UINO-FSS: Unifying Representation Learning and Few-shot Segmentation via Hierarchical Distillation and Mamba-HyperCorrelation
Wei Zhuo, Zhiyue Tang, Wufeng Xue, Hao Ding, Junkai Ji, Linlin Shen
TL;DR
UINO-FSS presents a unified, efficient approach to few-shot semantic segmentation by distilling SAM knowledge into a frozen DINOv2 encoder through a lightweight segmenter comprising a Bottleneck Adapter, Meta-Visual Prompt Generator, and a SAM-initialized decoder. A coarse-to-fine hierarchical distillation aligns cross-model embeddings, while a Mamba-based 4D hypercorrelation module and contrastive enhancement generate robust dense prompts for precise mask decoding. The method achieves state-of-the-art results on PASCAL-5i and COCO-20i under 1-shot settings, with notable improvements in mIoU and strong out-of-distribution transfer to FSS-1000, all with a compact parameter footprint (as low as 0.07M trainable parameters in compact variants). This unified framework offers a practical, resource-efficient solution for leveraging large foundation models in FSS and sets a new direction for single-encoder designs that fuse discovery from SAM and DINOv2.
Abstract
Few-shot semantic segmentation has attracted growing interest for its ability to generalize to novel object categories using only a few annotated samples. To address data scarcity, recent methods incorporate multiple foundation models to improve feature transferability and segmentation performance. However, they often rely on dual-branch architectures that combine pre-trained encoders to leverage complementary strengths, a design that limits flexibility and efficiency. This raises a fundamental question: can we build a unified model that integrates knowledge from different foundation architectures? Achieving this is, however, challenging due to the misalignment between class-agnostic segmentation capabilities and fine-grained discriminative representations.
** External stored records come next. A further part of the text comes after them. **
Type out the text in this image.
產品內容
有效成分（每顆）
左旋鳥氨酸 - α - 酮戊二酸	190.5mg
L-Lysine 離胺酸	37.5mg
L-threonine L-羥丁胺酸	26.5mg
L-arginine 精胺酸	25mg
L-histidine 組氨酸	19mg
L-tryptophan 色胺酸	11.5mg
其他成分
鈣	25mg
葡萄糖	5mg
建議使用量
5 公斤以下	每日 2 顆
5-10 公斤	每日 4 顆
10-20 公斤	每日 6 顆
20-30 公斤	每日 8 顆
To this end, we present UINO-FSS, a novel framework built on the key observation that early-stage DINOv2 features exhibit distribution consistency with SAM's output embeddings. This consistency enables the integration of both models' knowledge into a single-encoder architecture via coarse-to-fine multimodal distillation. In particular, our segmenter consists of three core components: a bottleneck adapter for embedding alignment, a meta-visual prompt generator that leverages dense similarity volumes and semantic embeddings, and a mask decoder. Using hierarchical cross-model distillation, we effectively transfer SAM's knowledge into the segmenter, further enhanced by Mamba-based 4D correlation mining on support-query pairs. Extensive experiments on PASCAL-5$^i$ and COCO-20$^i$ show that UINO-FSS achieves new state-of-the-art results under the 1-shot setting, with mIoU of 80.6 (+3.8%) on PASCAL-5$^i$ and 64.5 (+4.1%) on COCO-20$^i$, demonstrating the effectiveness of our unified approach.